Me llevó cuesta arriba, entre dos hileras de casas de ricos, hasta llegar a la última, que era la más elegante. Un
mozo abrió la verja, el coche entró en un patio y se detuvo ante una escalera de piedra por la que iban bajando un
hombre, una mujer y un perrito.
Confieso que me deslumbraron. Diego era alto y delgado, llevaba una gorguera blanquísima y un traje
perfectamente cortado. Hasta mucho tiempo después comprendí que a su rostro, de buenas facciones, le faltaba vida.
Carmelita estaba sonrosada, tenía la boca carnosa, su mirada refulgía, el pelo era como azabache, iba vestida de azul.
—Don Matías —dijo el corregidor—, sea usted bienvenido a Cañada.
Mientras yo les daba la mano, el perrito, furioso, mordió mi bota sin que nadie lo regañara.

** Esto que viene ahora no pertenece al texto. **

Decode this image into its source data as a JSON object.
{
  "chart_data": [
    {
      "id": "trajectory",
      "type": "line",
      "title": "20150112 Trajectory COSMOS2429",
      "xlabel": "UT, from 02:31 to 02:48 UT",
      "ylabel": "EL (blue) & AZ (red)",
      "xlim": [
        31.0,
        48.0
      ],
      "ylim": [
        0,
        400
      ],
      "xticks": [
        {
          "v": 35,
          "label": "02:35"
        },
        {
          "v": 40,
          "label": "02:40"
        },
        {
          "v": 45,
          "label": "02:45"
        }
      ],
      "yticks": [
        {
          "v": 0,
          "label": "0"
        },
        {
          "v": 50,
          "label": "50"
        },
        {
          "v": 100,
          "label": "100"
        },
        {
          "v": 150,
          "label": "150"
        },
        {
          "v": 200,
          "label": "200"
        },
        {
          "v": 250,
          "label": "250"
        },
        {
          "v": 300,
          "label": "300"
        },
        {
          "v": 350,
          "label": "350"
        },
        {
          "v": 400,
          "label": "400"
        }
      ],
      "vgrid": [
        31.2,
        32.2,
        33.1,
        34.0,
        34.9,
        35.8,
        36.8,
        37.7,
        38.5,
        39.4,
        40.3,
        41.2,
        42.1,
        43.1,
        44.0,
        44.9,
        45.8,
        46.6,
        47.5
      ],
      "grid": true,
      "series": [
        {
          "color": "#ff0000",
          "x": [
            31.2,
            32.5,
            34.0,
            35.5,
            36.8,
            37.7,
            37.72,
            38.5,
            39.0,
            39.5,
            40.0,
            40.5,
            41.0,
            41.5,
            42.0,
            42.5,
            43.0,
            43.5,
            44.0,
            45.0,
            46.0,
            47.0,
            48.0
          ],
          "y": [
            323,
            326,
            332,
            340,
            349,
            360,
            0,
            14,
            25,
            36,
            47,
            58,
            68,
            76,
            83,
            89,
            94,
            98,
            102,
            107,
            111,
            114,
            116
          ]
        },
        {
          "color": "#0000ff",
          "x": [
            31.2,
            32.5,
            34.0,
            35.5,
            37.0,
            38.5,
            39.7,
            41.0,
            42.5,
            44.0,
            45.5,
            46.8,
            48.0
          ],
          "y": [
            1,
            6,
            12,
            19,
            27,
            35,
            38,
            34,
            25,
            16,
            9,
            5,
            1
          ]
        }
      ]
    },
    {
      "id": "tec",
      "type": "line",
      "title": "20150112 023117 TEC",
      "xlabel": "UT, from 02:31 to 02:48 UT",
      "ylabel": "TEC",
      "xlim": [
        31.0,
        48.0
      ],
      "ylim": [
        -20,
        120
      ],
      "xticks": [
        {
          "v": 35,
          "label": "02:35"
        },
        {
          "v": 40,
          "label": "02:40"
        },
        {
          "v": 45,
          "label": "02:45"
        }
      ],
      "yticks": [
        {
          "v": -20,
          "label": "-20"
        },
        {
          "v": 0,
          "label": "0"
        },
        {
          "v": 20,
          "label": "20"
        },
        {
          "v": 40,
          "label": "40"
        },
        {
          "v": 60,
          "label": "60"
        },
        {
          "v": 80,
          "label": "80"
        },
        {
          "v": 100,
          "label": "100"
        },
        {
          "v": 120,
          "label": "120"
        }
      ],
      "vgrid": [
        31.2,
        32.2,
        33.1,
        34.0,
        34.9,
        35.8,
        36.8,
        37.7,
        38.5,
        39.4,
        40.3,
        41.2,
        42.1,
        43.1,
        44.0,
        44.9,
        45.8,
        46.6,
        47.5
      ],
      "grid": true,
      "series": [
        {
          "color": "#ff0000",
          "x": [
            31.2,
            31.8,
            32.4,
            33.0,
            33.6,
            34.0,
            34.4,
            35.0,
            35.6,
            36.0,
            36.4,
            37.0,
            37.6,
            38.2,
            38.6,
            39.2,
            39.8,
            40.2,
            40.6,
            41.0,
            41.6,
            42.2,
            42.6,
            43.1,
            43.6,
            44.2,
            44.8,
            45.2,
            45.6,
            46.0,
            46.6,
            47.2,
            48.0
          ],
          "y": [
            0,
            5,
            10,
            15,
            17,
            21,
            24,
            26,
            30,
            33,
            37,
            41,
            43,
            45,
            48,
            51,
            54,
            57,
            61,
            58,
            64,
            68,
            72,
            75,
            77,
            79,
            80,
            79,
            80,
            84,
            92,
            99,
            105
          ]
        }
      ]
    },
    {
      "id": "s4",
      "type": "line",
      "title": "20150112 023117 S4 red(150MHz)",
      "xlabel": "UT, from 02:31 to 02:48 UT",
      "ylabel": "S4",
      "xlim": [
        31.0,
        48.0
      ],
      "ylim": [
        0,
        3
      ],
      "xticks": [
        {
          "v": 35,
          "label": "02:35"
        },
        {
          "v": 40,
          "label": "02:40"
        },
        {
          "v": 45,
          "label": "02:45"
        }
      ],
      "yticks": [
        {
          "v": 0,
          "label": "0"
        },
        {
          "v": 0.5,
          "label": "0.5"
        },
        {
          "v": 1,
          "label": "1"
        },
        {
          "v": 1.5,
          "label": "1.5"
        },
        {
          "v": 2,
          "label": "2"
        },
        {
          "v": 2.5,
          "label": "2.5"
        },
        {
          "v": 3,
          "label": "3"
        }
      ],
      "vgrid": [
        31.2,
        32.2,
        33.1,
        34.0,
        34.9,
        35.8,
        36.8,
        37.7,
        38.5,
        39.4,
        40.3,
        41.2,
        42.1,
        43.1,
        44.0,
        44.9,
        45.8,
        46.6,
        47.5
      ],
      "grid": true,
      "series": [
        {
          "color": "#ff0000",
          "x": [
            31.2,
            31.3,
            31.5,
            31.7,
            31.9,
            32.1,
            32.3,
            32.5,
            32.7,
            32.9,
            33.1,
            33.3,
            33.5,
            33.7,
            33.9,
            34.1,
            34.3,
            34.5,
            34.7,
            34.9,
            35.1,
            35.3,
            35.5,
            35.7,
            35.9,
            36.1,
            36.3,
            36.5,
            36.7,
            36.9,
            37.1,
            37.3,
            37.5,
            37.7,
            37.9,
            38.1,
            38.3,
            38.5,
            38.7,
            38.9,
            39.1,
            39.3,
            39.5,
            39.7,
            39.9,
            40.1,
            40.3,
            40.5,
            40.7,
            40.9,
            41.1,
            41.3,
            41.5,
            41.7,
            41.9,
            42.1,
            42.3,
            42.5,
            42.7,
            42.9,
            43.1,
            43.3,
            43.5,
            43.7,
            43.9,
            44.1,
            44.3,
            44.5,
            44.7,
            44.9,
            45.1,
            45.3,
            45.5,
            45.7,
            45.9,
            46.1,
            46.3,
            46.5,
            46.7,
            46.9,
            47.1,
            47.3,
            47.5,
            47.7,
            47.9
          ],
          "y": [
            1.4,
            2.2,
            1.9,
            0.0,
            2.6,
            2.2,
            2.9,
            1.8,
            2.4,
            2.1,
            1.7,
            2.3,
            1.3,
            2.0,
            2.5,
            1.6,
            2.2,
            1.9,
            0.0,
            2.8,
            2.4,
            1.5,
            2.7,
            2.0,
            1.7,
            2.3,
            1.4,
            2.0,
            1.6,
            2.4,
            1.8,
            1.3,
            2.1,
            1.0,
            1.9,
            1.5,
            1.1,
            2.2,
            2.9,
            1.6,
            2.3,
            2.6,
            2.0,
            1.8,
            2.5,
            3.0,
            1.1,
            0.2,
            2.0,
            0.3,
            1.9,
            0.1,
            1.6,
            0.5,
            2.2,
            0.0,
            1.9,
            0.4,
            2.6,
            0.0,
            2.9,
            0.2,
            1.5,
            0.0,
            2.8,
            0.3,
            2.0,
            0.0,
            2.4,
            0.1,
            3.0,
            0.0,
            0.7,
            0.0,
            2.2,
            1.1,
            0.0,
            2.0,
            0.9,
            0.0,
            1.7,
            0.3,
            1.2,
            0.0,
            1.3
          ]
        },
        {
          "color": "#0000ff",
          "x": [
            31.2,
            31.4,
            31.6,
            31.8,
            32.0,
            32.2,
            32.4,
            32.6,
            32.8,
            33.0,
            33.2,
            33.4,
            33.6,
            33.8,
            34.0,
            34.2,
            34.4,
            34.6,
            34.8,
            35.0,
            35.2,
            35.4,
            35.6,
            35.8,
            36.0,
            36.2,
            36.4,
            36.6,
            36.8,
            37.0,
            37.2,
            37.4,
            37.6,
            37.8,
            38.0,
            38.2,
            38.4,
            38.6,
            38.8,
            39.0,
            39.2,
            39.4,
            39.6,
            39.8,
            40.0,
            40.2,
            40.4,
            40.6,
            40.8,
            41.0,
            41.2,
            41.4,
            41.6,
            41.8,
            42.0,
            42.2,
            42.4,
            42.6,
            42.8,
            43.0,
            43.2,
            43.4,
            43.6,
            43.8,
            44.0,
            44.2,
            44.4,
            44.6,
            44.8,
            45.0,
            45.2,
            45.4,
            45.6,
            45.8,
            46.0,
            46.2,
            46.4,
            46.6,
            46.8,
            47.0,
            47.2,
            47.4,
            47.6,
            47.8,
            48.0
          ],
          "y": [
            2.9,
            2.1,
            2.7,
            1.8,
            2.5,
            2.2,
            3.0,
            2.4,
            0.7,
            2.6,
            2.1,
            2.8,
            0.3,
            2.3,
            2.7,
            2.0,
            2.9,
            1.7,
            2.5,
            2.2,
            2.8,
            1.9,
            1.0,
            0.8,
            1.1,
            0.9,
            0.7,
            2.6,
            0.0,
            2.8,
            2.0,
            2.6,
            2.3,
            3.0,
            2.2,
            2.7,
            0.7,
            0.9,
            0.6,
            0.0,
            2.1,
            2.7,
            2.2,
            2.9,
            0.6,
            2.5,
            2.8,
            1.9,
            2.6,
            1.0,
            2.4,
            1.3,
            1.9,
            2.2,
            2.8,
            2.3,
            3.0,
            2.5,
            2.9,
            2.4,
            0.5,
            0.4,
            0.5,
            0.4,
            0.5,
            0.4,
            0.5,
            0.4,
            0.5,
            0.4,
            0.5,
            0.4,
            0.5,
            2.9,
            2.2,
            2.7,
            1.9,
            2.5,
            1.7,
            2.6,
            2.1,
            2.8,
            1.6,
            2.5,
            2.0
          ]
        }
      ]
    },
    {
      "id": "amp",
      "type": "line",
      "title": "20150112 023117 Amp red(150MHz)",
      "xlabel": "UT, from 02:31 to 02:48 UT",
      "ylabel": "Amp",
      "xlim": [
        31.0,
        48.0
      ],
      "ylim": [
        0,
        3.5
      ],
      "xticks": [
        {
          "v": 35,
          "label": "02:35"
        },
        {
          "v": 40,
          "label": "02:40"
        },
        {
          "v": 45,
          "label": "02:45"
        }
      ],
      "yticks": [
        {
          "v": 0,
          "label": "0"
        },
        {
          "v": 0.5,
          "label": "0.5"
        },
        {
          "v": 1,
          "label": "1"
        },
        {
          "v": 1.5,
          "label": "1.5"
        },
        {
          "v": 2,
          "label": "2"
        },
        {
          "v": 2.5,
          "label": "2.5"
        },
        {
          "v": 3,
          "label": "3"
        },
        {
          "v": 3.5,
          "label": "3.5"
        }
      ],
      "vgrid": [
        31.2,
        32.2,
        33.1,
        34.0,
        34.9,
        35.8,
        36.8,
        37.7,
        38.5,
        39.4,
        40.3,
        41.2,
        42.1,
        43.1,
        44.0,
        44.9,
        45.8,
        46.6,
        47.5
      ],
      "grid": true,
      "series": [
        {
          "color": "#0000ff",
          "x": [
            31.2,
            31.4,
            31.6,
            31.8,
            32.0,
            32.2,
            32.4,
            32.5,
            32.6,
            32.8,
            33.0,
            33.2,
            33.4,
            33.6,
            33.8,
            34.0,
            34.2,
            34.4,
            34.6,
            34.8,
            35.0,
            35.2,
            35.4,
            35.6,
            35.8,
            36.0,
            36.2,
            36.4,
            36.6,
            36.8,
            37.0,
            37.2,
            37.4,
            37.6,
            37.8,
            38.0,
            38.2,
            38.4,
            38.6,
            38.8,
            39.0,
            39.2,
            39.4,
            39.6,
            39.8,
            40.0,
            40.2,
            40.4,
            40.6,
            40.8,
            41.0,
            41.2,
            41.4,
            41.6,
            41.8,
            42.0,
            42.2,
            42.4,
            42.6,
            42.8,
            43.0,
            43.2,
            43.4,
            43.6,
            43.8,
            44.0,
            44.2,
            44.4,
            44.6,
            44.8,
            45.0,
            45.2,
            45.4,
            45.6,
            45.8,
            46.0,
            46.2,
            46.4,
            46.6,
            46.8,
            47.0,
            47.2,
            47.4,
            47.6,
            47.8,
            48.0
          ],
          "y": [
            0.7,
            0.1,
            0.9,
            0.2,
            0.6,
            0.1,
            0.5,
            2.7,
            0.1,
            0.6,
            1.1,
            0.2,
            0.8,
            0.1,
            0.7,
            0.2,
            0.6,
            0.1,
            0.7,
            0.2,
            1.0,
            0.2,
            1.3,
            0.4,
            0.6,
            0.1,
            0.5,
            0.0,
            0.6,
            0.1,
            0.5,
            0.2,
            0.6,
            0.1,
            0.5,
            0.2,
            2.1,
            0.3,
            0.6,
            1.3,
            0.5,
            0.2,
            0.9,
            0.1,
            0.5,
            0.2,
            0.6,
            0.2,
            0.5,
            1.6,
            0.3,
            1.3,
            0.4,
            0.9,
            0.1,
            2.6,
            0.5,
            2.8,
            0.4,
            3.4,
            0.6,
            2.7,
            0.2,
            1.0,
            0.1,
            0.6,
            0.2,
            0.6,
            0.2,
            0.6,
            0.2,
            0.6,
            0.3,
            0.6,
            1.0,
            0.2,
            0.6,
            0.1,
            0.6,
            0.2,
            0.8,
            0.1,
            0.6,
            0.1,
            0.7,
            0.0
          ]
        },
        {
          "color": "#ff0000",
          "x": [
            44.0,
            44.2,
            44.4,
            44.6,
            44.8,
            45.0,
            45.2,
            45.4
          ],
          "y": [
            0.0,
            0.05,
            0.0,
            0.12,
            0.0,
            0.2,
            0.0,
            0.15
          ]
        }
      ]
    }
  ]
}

A Carmelita le interesaba mi viaje:
— ¿Le llovió en el camino? ¿Hubo lodazal en la cuesta del Tecolote o polvareda? ¿Se rompió la muelle de la
diligencia como a veces sucede? ¡Ha de estar agotado!
Mientras yo trataba de explicarle que no estaba cansado, ella se volvió a su marido.
—Acompaña al teniente al cuarto que le hemos preparado. Apenas habíamos dado tres pasos a ella se le ocurrió
otra cosa:
—No se tarden, que yo estaré esperándolos en el mirador.
La recuerdo como si estuviera viéndola: había cogido al perrito para que no nos siguiera, sonreía mostrando sus
dientes magníficos, me miraba a los ojos. Parecía que realmente tenía ganas de platicar conmigo.
El corregidor y yo fuimos tras el mozo que llevaba la maleta por un corredor lleno de vericuetos. El me tomó del
brazo y me lo apretó diciendo:
—Viene usted bien recomendado. En la carta que me escribió Paco Pórtico lo pone por las nubes.
Paco Pórtico era el amigo común que yo tenía con los Aquino. Empezaba a sentirme halagado cuando me di cuenta
de que el corregidor andaba desorientado y no hallaba para donde jalar. Habíamos llegado a una bifurcación del pasillo y el mozo que iba adelante se había perdido de vista. Diego hizo que me detuviera y se adelantó a explorar:
miró por un lado, miro por el otro, vio al mozo de lejos y dijo:
—Es por aquí —parecía muy contento de haber encontrado el camino.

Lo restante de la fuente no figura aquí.